Voor mijn ontwerpen heb ik delen gebruikt van twee tekeningen die ik eerder maakte. Kleur heb ik omgezet in structuurtjes. De eerste twee kleine etsjes komen uit één dezelfde tekening, de laatste, wat grotere, vindt zijn oorsprong in een andere tekening. Als ik ze naast elkaar leg, kan ik al wel zien dat ik gedurende die drie platen al beter ga snappen wat ik aan het doen ben.
Als ik naar de laatste ets kijk (die je hierboven ziet), dan denk ik dat hij best wel potentie heeft. Er zijn delen die ik goed vind, maar er is ook een stuk dat ik minder vind.
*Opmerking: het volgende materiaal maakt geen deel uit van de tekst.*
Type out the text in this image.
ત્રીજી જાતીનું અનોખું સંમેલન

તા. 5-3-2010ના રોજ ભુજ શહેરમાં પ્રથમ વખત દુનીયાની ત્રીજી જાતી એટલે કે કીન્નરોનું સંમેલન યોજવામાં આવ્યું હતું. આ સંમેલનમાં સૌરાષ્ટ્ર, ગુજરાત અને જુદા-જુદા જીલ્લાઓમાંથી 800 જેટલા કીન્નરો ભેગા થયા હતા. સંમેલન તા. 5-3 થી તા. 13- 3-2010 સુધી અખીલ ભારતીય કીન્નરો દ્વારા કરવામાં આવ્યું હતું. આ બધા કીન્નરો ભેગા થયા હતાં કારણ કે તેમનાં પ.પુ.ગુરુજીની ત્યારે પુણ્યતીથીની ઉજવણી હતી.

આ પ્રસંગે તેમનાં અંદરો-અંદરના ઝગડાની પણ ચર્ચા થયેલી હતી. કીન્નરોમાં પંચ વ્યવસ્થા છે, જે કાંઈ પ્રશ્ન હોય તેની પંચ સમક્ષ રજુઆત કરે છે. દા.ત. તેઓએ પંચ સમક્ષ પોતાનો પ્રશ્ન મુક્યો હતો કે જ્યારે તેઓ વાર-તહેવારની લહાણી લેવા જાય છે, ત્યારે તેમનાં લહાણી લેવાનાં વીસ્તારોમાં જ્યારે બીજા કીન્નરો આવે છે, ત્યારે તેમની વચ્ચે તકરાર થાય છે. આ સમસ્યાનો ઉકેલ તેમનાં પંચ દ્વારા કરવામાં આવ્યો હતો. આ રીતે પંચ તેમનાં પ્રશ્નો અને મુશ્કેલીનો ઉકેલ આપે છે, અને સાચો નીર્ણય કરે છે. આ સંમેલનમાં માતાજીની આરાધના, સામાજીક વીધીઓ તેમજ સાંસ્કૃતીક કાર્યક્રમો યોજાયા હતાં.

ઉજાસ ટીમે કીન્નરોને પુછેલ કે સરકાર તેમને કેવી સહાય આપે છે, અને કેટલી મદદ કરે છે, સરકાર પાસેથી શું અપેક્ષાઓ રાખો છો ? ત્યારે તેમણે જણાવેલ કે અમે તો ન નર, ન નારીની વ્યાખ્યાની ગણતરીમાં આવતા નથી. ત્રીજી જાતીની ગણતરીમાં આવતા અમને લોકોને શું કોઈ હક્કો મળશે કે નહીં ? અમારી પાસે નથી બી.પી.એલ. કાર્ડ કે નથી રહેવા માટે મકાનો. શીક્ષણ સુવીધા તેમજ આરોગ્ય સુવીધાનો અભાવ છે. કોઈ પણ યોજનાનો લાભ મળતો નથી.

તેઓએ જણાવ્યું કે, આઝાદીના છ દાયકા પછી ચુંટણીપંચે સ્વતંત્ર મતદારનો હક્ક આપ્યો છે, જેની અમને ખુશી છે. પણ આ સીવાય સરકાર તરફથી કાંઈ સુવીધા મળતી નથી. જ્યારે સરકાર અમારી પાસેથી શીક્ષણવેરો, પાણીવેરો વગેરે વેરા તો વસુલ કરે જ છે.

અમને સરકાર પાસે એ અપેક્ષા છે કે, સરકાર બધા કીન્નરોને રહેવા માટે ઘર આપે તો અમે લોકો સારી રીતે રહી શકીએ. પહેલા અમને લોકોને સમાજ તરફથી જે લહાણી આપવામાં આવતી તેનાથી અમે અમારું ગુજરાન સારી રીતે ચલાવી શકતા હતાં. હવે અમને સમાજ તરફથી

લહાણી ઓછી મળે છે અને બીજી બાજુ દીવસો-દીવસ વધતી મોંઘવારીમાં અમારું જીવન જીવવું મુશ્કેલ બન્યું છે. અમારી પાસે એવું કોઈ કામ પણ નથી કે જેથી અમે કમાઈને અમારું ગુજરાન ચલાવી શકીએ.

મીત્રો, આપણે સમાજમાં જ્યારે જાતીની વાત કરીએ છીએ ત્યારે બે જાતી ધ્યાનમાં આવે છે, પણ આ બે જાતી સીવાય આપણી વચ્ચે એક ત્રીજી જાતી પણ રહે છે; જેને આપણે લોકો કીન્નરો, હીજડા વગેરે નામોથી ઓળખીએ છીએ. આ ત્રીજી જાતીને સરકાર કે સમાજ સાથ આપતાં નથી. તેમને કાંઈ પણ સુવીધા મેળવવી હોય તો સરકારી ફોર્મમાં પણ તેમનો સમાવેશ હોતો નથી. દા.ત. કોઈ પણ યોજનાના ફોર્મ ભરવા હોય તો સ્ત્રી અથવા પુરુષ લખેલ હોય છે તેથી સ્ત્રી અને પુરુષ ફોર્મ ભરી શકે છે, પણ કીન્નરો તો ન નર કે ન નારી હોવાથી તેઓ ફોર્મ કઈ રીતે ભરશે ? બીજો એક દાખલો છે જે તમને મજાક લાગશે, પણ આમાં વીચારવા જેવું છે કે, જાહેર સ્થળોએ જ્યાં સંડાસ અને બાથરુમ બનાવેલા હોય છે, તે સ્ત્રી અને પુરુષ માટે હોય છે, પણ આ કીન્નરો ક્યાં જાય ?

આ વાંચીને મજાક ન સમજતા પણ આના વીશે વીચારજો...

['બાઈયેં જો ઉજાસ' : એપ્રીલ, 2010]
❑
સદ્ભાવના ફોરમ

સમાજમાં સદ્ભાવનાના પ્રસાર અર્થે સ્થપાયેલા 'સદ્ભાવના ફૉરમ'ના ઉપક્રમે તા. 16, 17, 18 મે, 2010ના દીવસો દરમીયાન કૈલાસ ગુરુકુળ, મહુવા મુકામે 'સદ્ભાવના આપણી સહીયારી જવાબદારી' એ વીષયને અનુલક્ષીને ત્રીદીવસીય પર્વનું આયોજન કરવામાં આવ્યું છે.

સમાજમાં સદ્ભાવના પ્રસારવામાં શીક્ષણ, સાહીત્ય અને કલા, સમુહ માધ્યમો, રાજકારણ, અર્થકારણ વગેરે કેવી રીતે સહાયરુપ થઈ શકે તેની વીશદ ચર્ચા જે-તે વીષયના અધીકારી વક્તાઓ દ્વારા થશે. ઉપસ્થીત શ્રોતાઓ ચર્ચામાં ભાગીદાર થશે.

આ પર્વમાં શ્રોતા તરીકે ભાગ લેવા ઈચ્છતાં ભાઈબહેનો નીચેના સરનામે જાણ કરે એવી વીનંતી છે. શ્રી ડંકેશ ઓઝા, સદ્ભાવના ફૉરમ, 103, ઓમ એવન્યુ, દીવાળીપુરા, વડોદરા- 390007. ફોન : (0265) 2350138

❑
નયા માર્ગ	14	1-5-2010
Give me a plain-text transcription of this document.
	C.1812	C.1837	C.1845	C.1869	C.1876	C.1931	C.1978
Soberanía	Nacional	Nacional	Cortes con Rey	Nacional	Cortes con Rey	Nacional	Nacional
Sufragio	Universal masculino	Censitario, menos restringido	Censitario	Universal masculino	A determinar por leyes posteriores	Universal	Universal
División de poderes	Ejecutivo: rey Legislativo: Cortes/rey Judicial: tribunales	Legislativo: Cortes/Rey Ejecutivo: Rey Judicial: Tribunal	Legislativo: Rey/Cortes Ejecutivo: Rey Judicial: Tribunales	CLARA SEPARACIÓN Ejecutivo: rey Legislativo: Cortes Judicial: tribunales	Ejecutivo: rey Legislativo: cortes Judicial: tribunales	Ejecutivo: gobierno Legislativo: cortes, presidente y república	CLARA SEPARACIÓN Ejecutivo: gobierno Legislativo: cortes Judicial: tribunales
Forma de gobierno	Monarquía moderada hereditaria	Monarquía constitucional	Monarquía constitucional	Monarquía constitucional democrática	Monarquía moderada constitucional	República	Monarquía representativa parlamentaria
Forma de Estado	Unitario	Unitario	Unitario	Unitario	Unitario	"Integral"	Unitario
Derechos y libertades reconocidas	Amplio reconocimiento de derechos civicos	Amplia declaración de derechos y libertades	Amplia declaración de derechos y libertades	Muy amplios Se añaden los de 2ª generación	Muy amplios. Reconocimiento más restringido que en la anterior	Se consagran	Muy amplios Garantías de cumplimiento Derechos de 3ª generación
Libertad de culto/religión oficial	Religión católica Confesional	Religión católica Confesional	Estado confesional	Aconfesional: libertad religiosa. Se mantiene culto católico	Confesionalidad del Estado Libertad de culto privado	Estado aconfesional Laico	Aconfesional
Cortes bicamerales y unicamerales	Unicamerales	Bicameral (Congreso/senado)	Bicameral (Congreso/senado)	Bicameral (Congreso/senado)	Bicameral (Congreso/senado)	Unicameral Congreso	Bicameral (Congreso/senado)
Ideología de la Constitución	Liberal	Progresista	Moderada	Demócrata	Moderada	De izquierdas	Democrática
Ik ben ervan overtuigd dat ik, als ik met een nieuwe plaat deze opzet opnieuw ga maken, dat ik dan een echt mooie ets kan maken. De witte vlakken vind ik goed werken, net als de donkere randen en de structuur van de knuffel.
Het is vooral de linker bovenhoek die anders is geworden dan ik had gedacht. De verschillende structuren lijken te veel op elkaar en zijn ook qua kleur te veel hetzelfde. Het meest linkse vlak had ik dezelfde kleur zwart willen hebben als rechts onder, maar dat is het niet geworden. Misschien zou ik daar bij de volgende druk meer inkt kunnen laten zitten. Maar het zou ook kunnen dat de groeven niet diep genoeg zijn.
Ik heb het idee dat ik nog maar een beetje geroken heb aan het etsen. Er valt nog een heleboel uit te proberen. Het grafiekatelier in het Kunstenhuis is voor mij sowieso een soort snoepwinkel. Kastenvol met verschillende materialen en technieken om uit te proberen. Het hangt een beetje af van wat voor ideeën ik in de zomer krijg of ik in september door ga. Maar op dit moment zou ik graag kijken wat ik er nog meer mee kan.